Fontem Ventures have always believed that EVPs are an ‘adult only’ category, and should not be positioned towards children. It has established its own marketing guidelines to ensure that EVP products are not being targeted at children or non-smokers, and has argued against obviously child-focused flavours, like bubblegum, or packaging and presentation that attracts children.
A number of experts such as Peter Hajek, Director of the Tobacco Dependence Research Unit at Barts and the London School of Medicine have suggested that youngsters experimenting with EVPs is not a cause for concern where it replaces experimenting with tobacco products and that EVPs are not acting as a ‘gateway’ to smoking for either adults or children.
Work done by Action on Smoking and Health in the UK showed that only a very small minority of EVP users are children, but that virtually all of these were children who had already started smoking. Consequently, the number of non-smoking children or young adults who seem to be vaping is so small as to be almost impossible to find.
Marc Michelsen, Director of Communications and Public Affairs at Fontem Ventures, said: “Survey after survey – from the US Center for Disease Control, to Action on Smoking and Health and the Smoking Toolkit Study from the UK’s Department of Health shows that the use of EVPs by non-smokers is, to quote the UK Department of Health, ‘extremely rare’. ASH estimate less than 0.5% of EVP users are ‘never smokers’. Of course, that does not mean we should loosen or relax the adult-only positioning of the EVP category.
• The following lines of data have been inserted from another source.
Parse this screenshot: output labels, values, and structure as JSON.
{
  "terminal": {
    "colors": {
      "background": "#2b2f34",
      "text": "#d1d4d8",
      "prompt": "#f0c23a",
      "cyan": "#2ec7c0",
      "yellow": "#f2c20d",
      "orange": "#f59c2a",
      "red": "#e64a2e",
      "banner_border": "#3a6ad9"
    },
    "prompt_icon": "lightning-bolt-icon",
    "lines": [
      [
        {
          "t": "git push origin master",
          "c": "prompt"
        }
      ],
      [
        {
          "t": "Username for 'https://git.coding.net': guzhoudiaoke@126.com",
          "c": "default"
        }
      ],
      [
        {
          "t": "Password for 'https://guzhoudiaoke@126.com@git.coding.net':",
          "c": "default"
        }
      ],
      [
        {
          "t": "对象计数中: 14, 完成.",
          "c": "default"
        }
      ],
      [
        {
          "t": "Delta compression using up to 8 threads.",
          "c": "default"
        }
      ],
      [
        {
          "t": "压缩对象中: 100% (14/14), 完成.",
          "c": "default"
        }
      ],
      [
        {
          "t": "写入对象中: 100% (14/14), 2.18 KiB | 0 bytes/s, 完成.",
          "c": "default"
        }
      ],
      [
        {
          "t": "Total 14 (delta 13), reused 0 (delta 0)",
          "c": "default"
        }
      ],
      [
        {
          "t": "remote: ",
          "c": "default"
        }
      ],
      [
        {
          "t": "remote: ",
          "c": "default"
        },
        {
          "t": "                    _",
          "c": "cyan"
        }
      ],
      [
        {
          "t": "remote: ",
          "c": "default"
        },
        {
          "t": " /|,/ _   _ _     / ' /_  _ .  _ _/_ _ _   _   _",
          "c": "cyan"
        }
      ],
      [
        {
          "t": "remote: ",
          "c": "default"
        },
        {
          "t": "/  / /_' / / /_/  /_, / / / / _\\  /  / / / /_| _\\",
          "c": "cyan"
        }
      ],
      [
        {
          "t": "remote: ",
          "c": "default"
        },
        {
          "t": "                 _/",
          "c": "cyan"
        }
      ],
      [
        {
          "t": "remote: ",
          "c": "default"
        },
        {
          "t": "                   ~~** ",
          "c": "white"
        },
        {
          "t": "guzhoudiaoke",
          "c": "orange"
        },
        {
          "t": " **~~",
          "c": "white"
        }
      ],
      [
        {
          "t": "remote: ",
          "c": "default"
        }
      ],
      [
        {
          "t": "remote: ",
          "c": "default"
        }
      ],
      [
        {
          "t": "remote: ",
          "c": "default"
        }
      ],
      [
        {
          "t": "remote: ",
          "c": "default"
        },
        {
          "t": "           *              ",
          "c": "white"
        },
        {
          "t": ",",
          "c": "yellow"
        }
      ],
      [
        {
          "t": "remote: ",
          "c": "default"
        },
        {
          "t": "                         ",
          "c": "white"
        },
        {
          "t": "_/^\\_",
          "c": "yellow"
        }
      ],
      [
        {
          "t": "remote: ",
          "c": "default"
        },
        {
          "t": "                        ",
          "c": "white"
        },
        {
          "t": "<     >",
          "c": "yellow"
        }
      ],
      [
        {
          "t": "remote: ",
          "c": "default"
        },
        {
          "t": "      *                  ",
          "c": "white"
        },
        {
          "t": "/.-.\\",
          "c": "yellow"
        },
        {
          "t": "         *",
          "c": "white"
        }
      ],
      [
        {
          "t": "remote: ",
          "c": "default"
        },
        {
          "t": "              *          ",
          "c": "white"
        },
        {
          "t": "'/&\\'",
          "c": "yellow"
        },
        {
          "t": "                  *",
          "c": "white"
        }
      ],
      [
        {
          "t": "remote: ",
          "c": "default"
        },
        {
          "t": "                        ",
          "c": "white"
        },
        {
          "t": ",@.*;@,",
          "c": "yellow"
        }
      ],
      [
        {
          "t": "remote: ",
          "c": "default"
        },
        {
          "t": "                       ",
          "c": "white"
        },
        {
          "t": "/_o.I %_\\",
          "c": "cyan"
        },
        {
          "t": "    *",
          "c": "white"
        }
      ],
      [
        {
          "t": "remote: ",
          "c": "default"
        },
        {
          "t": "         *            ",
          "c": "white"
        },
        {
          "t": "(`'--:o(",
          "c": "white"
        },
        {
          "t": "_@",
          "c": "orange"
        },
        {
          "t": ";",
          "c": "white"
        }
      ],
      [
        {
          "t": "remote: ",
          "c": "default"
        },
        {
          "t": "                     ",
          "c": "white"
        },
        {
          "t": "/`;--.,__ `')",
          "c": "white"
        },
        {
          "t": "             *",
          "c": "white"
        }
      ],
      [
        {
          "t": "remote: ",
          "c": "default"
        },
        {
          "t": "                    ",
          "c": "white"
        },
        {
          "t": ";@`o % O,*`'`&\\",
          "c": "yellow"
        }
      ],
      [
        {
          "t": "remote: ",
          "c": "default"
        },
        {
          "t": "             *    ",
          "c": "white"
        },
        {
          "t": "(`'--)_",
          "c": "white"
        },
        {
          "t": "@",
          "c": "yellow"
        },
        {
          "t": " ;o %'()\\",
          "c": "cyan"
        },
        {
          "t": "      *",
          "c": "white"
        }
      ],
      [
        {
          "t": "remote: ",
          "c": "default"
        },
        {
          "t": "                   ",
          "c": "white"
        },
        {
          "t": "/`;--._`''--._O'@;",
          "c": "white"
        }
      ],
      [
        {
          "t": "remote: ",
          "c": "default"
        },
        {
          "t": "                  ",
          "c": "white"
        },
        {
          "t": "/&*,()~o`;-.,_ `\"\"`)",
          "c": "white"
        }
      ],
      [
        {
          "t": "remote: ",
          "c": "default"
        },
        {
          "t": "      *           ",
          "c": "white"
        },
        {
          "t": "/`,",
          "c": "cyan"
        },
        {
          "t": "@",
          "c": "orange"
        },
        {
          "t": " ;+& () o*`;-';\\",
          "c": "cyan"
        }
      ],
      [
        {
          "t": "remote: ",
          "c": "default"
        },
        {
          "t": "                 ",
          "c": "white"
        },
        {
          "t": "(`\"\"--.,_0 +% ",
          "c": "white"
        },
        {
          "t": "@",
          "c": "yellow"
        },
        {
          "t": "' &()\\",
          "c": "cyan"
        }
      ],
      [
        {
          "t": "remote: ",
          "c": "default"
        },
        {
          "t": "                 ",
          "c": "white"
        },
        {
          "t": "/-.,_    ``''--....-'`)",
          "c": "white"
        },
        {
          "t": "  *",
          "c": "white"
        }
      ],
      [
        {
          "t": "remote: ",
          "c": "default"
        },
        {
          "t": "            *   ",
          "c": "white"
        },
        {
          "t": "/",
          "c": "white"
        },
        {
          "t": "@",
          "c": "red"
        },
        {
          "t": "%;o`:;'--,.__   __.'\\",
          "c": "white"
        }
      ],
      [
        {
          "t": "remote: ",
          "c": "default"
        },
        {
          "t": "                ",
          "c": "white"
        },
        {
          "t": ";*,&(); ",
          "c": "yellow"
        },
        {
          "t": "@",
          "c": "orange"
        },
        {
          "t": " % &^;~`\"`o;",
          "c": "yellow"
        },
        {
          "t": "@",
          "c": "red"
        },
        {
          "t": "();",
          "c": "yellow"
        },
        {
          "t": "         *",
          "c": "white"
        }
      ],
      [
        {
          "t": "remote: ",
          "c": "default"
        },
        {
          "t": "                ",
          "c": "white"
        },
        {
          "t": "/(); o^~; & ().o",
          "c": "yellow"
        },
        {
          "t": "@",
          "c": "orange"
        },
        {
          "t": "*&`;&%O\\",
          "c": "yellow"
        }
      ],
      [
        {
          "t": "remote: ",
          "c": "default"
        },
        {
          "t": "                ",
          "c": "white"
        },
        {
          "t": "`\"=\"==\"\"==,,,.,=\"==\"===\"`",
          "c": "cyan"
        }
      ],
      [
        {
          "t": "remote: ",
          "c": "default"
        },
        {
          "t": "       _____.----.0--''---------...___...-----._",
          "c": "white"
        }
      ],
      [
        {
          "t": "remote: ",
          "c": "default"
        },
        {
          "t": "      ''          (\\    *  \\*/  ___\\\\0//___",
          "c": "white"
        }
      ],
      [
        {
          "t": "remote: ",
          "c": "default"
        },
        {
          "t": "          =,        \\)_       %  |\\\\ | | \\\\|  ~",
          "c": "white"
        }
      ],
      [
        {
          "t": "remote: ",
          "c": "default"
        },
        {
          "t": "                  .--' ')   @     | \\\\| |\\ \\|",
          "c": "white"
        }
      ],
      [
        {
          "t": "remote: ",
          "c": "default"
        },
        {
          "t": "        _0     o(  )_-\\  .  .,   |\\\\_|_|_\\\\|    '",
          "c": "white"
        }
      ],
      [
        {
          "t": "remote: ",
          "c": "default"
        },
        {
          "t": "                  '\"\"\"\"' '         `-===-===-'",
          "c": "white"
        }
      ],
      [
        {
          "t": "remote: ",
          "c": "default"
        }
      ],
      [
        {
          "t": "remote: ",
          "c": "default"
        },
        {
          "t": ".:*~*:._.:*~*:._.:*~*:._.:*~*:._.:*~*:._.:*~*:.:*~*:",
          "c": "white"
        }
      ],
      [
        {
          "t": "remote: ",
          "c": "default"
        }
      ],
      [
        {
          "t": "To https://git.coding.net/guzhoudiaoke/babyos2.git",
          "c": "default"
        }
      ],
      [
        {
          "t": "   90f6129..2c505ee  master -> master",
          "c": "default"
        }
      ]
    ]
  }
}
As politicians are currently looking at how best to regulate the sector, we argue for extremely vigilance in marketing, packaging and flavours so that EVPs never appeal to children”.
There is a growing consensus of scientific opinion – such as Professor Robert West at University College London, Action on Smoking and Health (ASH) and former member of the National Institute for Health and Care Excellence, Gerry Stimson, which has now concluded that the potential public health benefits of EVPs outweigh any risks.